Question

A real gas within a closed chamber at \( 27^\circ \text{C} \) undergoes the cyclic process as shown in the figure. The gas obeys \( PV^3 = RT \) equation for the path \( A \) to \( B \). The net work done in the complete cycle is (assuming \( R = 8 \, \text{J/mol K} \)):

• A. 225 J
• B. 205 J
• C. 20 J
• D. -20 J

Answer 1

The Correct Option is B

\[ W_{AB} = \int P\,dV \quad \text{(Assuming T to be constant)} \] \[ = \int \frac{RT\,dV}{V^3} \] \[ = RT \int_{2}^{4} V^{-3}\,dV \] \[ = 8 \times 300 \times \left( -\frac{1}{2} \left[ \frac{1}{4^2} - \frac{1}{2^2} \right] \right) \] \[ = 225\,J \] \[ W_{BC} = P \int_{4}^{2} dV = 10(2 - 4) = -20\,J \] \[ W_{CA} = 0 \] \[ \therefore W_{\text{cycle}} = 205\,J \] 

Answer 2

We are given that the gas obeys the equation PV³ = RT during the path from A to B, and the process is cyclic.

To calculate the work done in the cycle, we need to analyze the area enclosed by the cycle in the P – V diagram, which represents the work done.

1. Work Done in a Cycle:

The work done in a cyclic process is given by the area enclosed by the cycle on the P – V diagram. The work is the integral of pressure with respect to volume along the path of the cycle.

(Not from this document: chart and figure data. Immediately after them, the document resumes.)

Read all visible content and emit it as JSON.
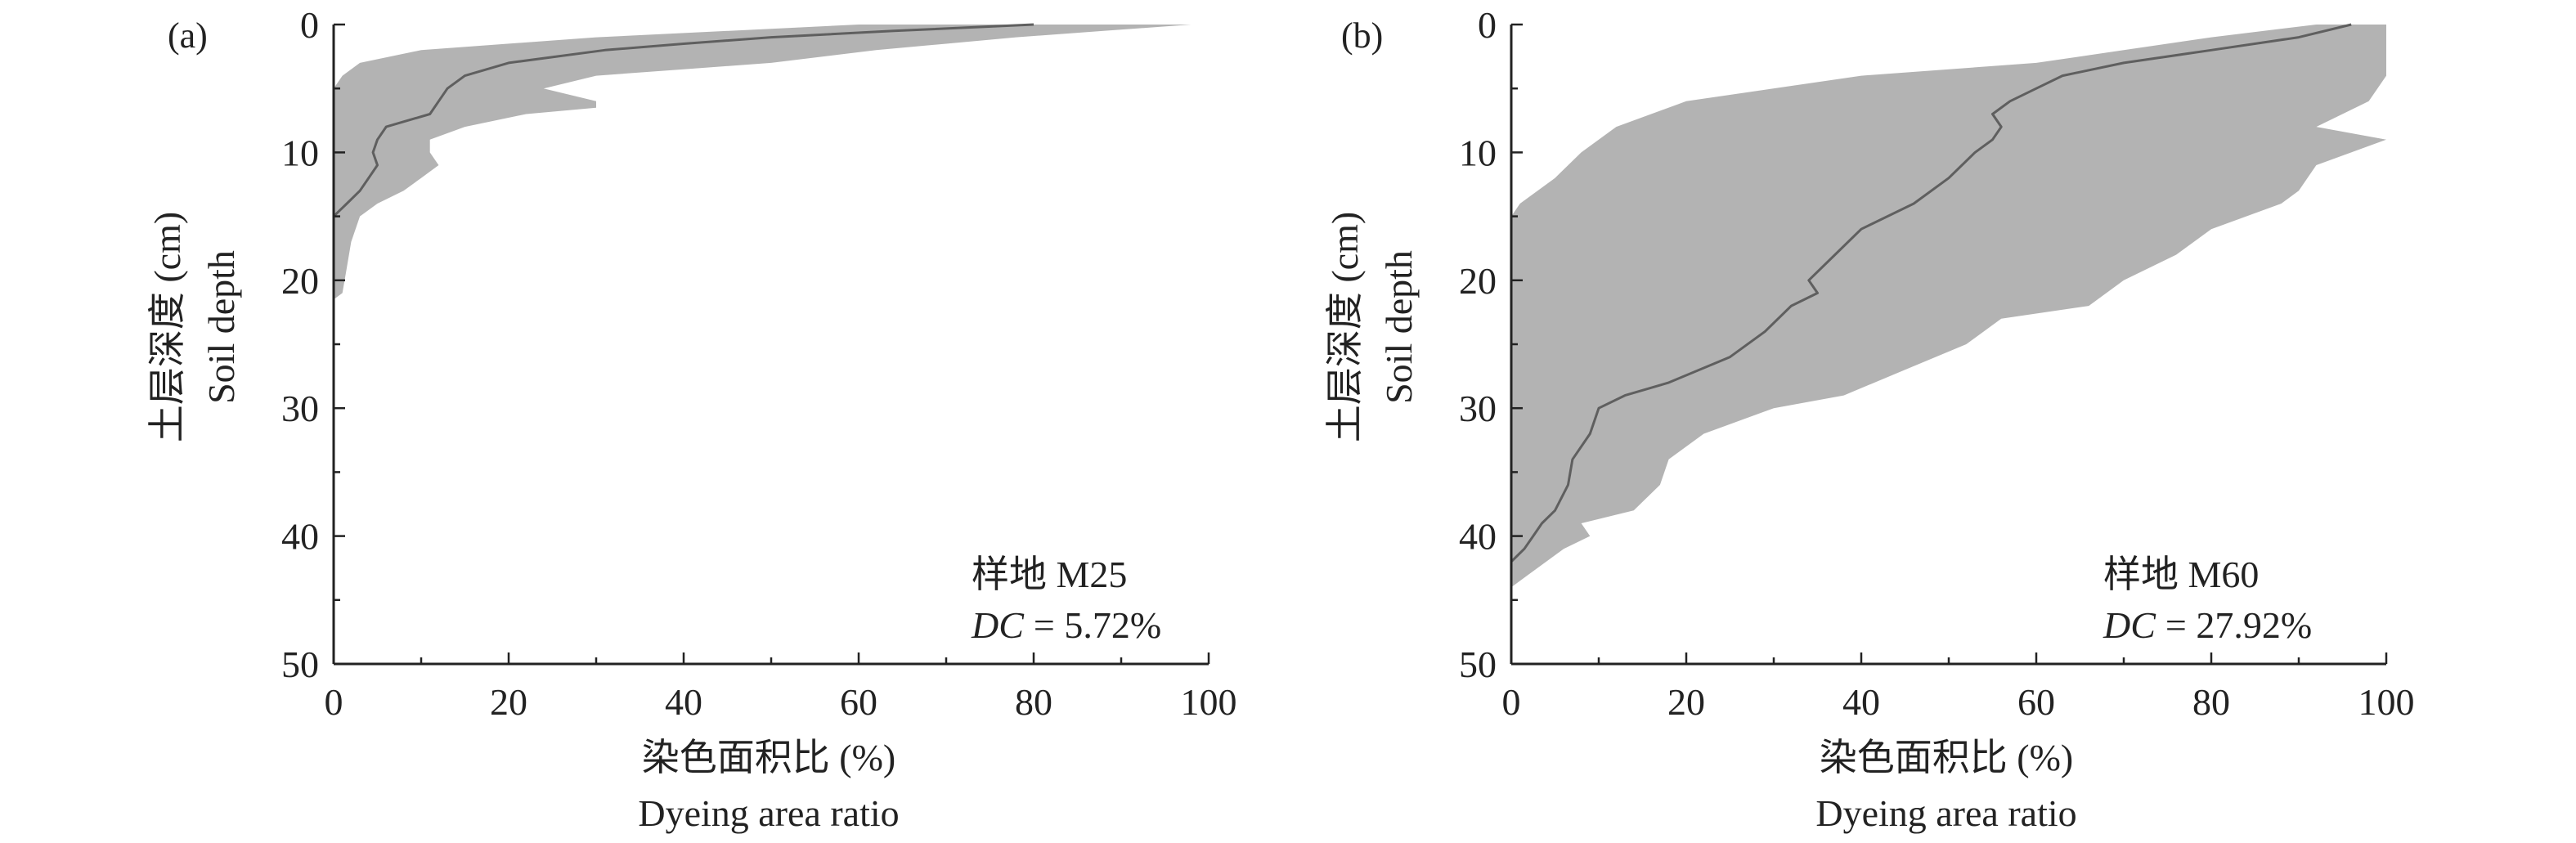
{
  "colors": {
    "band": "#b3b3b3",
    "mean_line": "#5f5f5f",
    "axis": "#222222",
    "background": "#ffffff"
  },
  "chart_data": [
    {
      "type": "area",
      "panel_label": "(a)",
      "plot": "样地 M25",
      "dc_label": "DC",
      "dc_value": "= 5.72%",
      "xlabel_cn": "染色面积比 (%)",
      "xlabel_en": "Dyeing area ratio",
      "ylabel_cn": "土层深度 (cm)",
      "ylabel_en": "Soil depth",
      "xlim": [
        0,
        100
      ],
      "ylim": [
        0,
        50
      ],
      "y_inverted": true,
      "x_ticks": [
        "0",
        "20",
        "40",
        "60",
        "80",
        "100"
      ],
      "y_ticks": [
        "0",
        "10",
        "20",
        "30",
        "40",
        "50"
      ],
      "grid": false,
      "mean_profile": [
        {
          "depth": 0,
          "ratio": 80
        },
        {
          "depth": 0.5,
          "ratio": 64
        },
        {
          "depth": 1,
          "ratio": 50
        },
        {
          "depth": 1.5,
          "ratio": 40
        },
        {
          "depth": 2,
          "ratio": 31
        },
        {
          "depth": 3,
          "ratio": 20
        },
        {
          "depth": 4,
          "ratio": 15
        },
        {
          "depth": 5,
          "ratio": 13
        },
        {
          "depth": 6,
          "ratio": 12
        },
        {
          "depth": 7,
          "ratio": 11
        },
        {
          "depth": 8,
          "ratio": 6
        },
        {
          "depth": 9,
          "ratio": 5
        },
        {
          "depth": 10,
          "ratio": 4.5
        },
        {
          "depth": 11,
          "ratio": 5
        },
        {
          "depth": 12,
          "ratio": 4
        },
        {
          "depth": 13,
          "ratio": 3
        },
        {
          "depth": 14,
          "ratio": 1.5
        },
        {
          "depth": 15,
          "ratio": 0
        }
      ],
      "band_max": [
        {
          "depth": 0,
          "ratio": 98
        },
        {
          "depth": 0.5,
          "ratio": 88
        },
        {
          "depth": 1,
          "ratio": 78
        },
        {
          "depth": 1.5,
          "ratio": 70
        },
        {
          "depth": 2,
          "ratio": 62
        },
        {
          "depth": 3,
          "ratio": 50
        },
        {
          "depth": 3.5,
          "ratio": 40
        },
        {
          "depth": 4,
          "ratio": 30
        },
        {
          "depth": 5,
          "ratio": 24
        },
        {
          "depth": 6,
          "ratio": 30
        },
        {
          "depth": 6.5,
          "ratio": 30
        },
        {
          "depth": 7,
          "ratio": 22
        },
        {
          "depth": 8,
          "ratio": 15
        },
        {
          "depth": 9,
          "ratio": 11
        },
        {
          "depth": 10,
          "ratio": 11
        },
        {
          "depth": 11,
          "ratio": 12
        },
        {
          "depth": 12,
          "ratio": 10
        },
        {
          "depth": 13,
          "ratio": 8
        },
        {
          "depth": 14,
          "ratio": 5
        },
        {
          "depth": 15,
          "ratio": 3
        },
        {
          "depth": 17,
          "ratio": 2
        },
        {
          "depth": 19,
          "ratio": 1.5
        },
        {
          "depth": 21,
          "ratio": 1
        },
        {
          "depth": 21.5,
          "ratio": 0
        }
      ],
      "band_min": [
        {
          "depth": 0,
          "ratio": 60
        },
        {
          "depth": 1,
          "ratio": 30
        },
        {
          "depth": 2,
          "ratio": 10
        },
        {
          "depth": 3,
          "ratio": 3
        },
        {
          "depth": 4,
          "ratio": 1
        },
        {
          "depth": 5,
          "ratio": 0
        },
        {
          "depth": 21.5,
          "ratio": 0
        }
      ]
    },
    {
      "type": "area",
      "panel_label": "(b)",
      "plot": "样地 M60",
      "dc_label": "DC",
      "dc_value": "= 27.92%",
      "xlabel_cn": "染色面积比 (%)",
      "xlabel_en": "Dyeing area ratio",
      "ylabel_cn": "土层深度 (cm)",
      "ylabel_en": "Soil depth",
      "xlim": [
        0,
        100
      ],
      "ylim": [
        0,
        50
      ],
      "y_inverted": true,
      "x_ticks": [
        "0",
        "20",
        "40",
        "60",
        "80",
        "100"
      ],
      "y_ticks": [
        "0",
        "10",
        "20",
        "30",
        "40",
        "50"
      ],
      "grid": false,
      "mean_profile": [
        {
          "depth": 0,
          "ratio": 96
        },
        {
          "depth": 1,
          "ratio": 90
        },
        {
          "depth": 2,
          "ratio": 80
        },
        {
          "depth": 3,
          "ratio": 70
        },
        {
          "depth": 4,
          "ratio": 63
        },
        {
          "depth": 5,
          "ratio": 60
        },
        {
          "depth": 6,
          "ratio": 57
        },
        {
          "depth": 7,
          "ratio": 55
        },
        {
          "depth": 8,
          "ratio": 56
        },
        {
          "depth": 9,
          "ratio": 55
        },
        {
          "depth": 10,
          "ratio": 53
        },
        {
          "depth": 12,
          "ratio": 50
        },
        {
          "depth": 14,
          "ratio": 46
        },
        {
          "depth": 16,
          "ratio": 40
        },
        {
          "depth": 18,
          "ratio": 37
        },
        {
          "depth": 20,
          "ratio": 34
        },
        {
          "depth": 21,
          "ratio": 35
        },
        {
          "depth": 22,
          "ratio": 32
        },
        {
          "depth": 24,
          "ratio": 29
        },
        {
          "depth": 26,
          "ratio": 25
        },
        {
          "depth": 28,
          "ratio": 18
        },
        {
          "depth": 29,
          "ratio": 13
        },
        {
          "depth": 30,
          "ratio": 10
        },
        {
          "depth": 32,
          "ratio": 9
        },
        {
          "depth": 34,
          "ratio": 7
        },
        {
          "depth": 36,
          "ratio": 6.5
        },
        {
          "depth": 38,
          "ratio": 5
        },
        {
          "depth": 39,
          "ratio": 3.5
        },
        {
          "depth": 40,
          "ratio": 2.5
        },
        {
          "depth": 41,
          "ratio": 1.5
        },
        {
          "depth": 42,
          "ratio": 0
        }
      ],
      "band_max": [
        {
          "depth": 0,
          "ratio": 100
        },
        {
          "depth": 4,
          "ratio": 100
        },
        {
          "depth": 6,
          "ratio": 98
        },
        {
          "depth": 8,
          "ratio": 92
        },
        {
          "depth": 9,
          "ratio": 100
        },
        {
          "depth": 11,
          "ratio": 92
        },
        {
          "depth": 13,
          "ratio": 90
        },
        {
          "depth": 14,
          "ratio": 88
        },
        {
          "depth": 16,
          "ratio": 80
        },
        {
          "depth": 18,
          "ratio": 76
        },
        {
          "depth": 20,
          "ratio": 70
        },
        {
          "depth": 22,
          "ratio": 66
        },
        {
          "depth": 23,
          "ratio": 56
        },
        {
          "depth": 25,
          "ratio": 52
        },
        {
          "depth": 27,
          "ratio": 45
        },
        {
          "depth": 29,
          "ratio": 38
        },
        {
          "depth": 30,
          "ratio": 30
        },
        {
          "depth": 32,
          "ratio": 22
        },
        {
          "depth": 34,
          "ratio": 18
        },
        {
          "depth": 36,
          "ratio": 17
        },
        {
          "depth": 38,
          "ratio": 14
        },
        {
          "depth": 39,
          "ratio": 8
        },
        {
          "depth": 40,
          "ratio": 9
        },
        {
          "depth": 41,
          "ratio": 6
        },
        {
          "depth": 42,
          "ratio": 4
        },
        {
          "depth": 43,
          "ratio": 2
        },
        {
          "depth": 44,
          "ratio": 0
        }
      ],
      "band_min": [
        {
          "depth": 0,
          "ratio": 92
        },
        {
          "depth": 1,
          "ratio": 80
        },
        {
          "depth": 2,
          "ratio": 70
        },
        {
          "depth": 3,
          "ratio": 60
        },
        {
          "depth": 4,
          "ratio": 40
        },
        {
          "depth": 6,
          "ratio": 20
        },
        {
          "depth": 8,
          "ratio": 12
        },
        {
          "depth": 10,
          "ratio": 8
        },
        {
          "depth": 12,
          "ratio": 5
        },
        {
          "depth": 14,
          "ratio": 1
        },
        {
          "depth": 15,
          "ratio": 0
        },
        {
          "depth": 44,
          "ratio": 0
        }
      ]
    }
  ]
}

Since the gas obeys the equation PV³ = RT, the work done can be calculated by finding the area under the curve from A to B and then calculating the work done along the other parts of the cycle.

2. Net Work Done:

By calculating the areas based on the graph provided, the total net work done over the complete cycle is found to be:

W_total = 205 J.

Thus, the net work done in the complete cycle is 205 J, and the correct answer is Option (2).